To grow healthy, productive tomato plants isn't really as hard as you might think. It's easy and fun to grow your own tomatoes, and the bonus is, you'll enjoy fresh, delicious tomatoes all summer long, right from your own backyard.
- The Soil. First, you need good soil to grow tomato plants. If you don't know your own soil's makeup, you can have it analyzed for free at your local cooperative extension. Then, you can add the right blend of fertilizers and additives, like lime, or clay, to help grow the perfect tomatoes. Another solution is to buy potting soil and add it to your garden or container, and grow your tomatoes in this mineral-rich soil. If you have a compost pile, add compost to your garden soil and you should be ready to plant your tomatoes.
- The Plants. Most local garden centers carry a wide variety of tomato plants you can grow at home. If you live in a colder climate, where your summer growing season is relatively short, look for early producing varieties, like Early Girl, Better Boy, Red Rocket, or Sugar Baby. Other varieties you may see at your local garden store may be Brandywine, Beefsteak, Celebrity, or many heirloom varieties. When you grow tomatoes, be sure to plant several different varieties that mature at different times, so you'll have tomatoes throughout the growing season. You should expect to pay around $4.00 for plants, although heirlooms may be a little bit more.

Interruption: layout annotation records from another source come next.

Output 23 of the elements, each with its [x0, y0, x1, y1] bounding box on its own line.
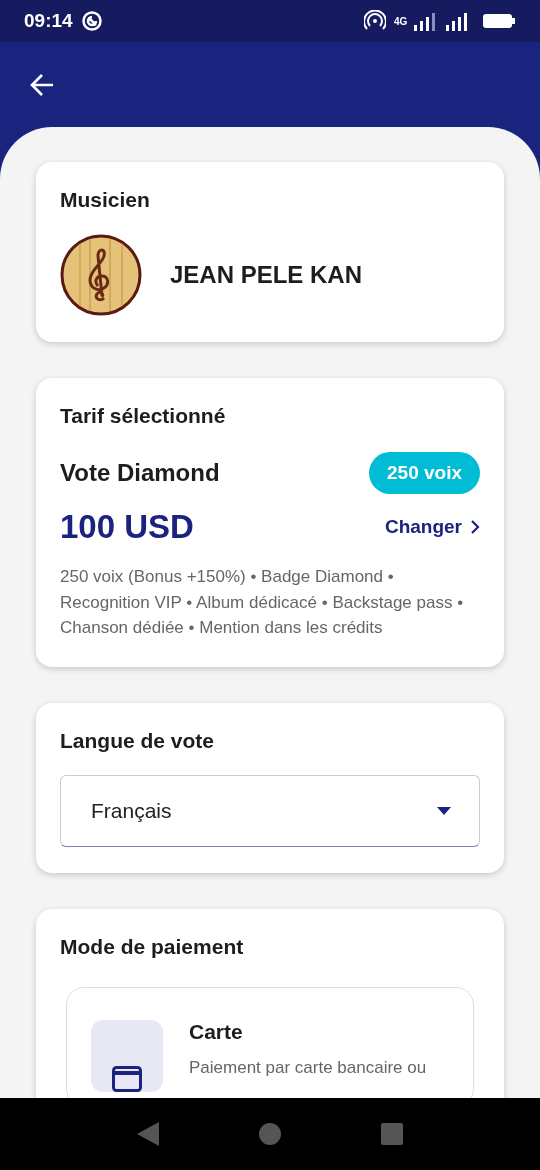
network-type: 4G [394, 16, 406, 26]
home-button[interactable] [259, 1123, 281, 1145]
change-link[interactable]: Changer [384, 516, 480, 538]
price: 100 USD [60, 508, 194, 546]
card-title: Langue de vote [60, 728, 216, 753]
musician-name: JEAN PELE KAN [170, 261, 363, 289]
card-icon [112, 1065, 142, 1092]
back-nav-button[interactable] [137, 1122, 159, 1146]
option-description: Paiement par carte bancaire ou [189, 1057, 427, 1078]
sync-icon [80, 10, 103, 32]
card-title: Tarif sélectionné [60, 404, 227, 428]
dropdown-caret-icon [437, 806, 451, 815]
plan-name: Vote Diamond [60, 459, 220, 487]
language-dropdown[interactable]: Français [60, 774, 480, 847]
status-time: 09:14 [24, 10, 73, 32]
battery-icon [482, 12, 516, 30]
card-title: Mode de paiement [60, 934, 245, 959]
card-title: Musicien [60, 188, 151, 212]
option-title: Carte [189, 1019, 244, 1044]
chevron-right-icon [470, 519, 480, 535]
votes-badge: 250 voix [369, 452, 480, 494]
plan-description: 250 voix (Bonus +150%) • Badge Diamond • Recognition VIP • Album dédicacé • Backstage pass • Chanson dédiée • Mention dans les crédits [60, 566, 465, 639]
hotspot-icon [364, 10, 386, 32]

- Planting the Tomatoes. Be sure to dig a deep hole and bury your tomatoes deep into the ground. You can bury the first set of leaves; this will help form a strong and healthy root system. Be sure to give your transplanted plant a good drink as soon as you plant it, this will help keep it from going into transplant shock. You should use about a gallon of water per plant.
- Space the Plants. Growing tomatoes is easy, but don't forget that small plants grow into mature plants, and they need space to grow. If you're going to grow your tomatoes spread out on the ground, plant your plants at least 3 feet from each other to give them plenty of room to spread. If you're going to grow tomatoes with tomato cages, you only need to plant them about 18-inches apart, but don't forget you need to have room between the plants so you can work around them.
- Watering. Water with about two cups of water for two weeks after you plant, and then water two to three times a week with about a total of 2 gallons of water, but you need to water more if it's really hot or dry in your area.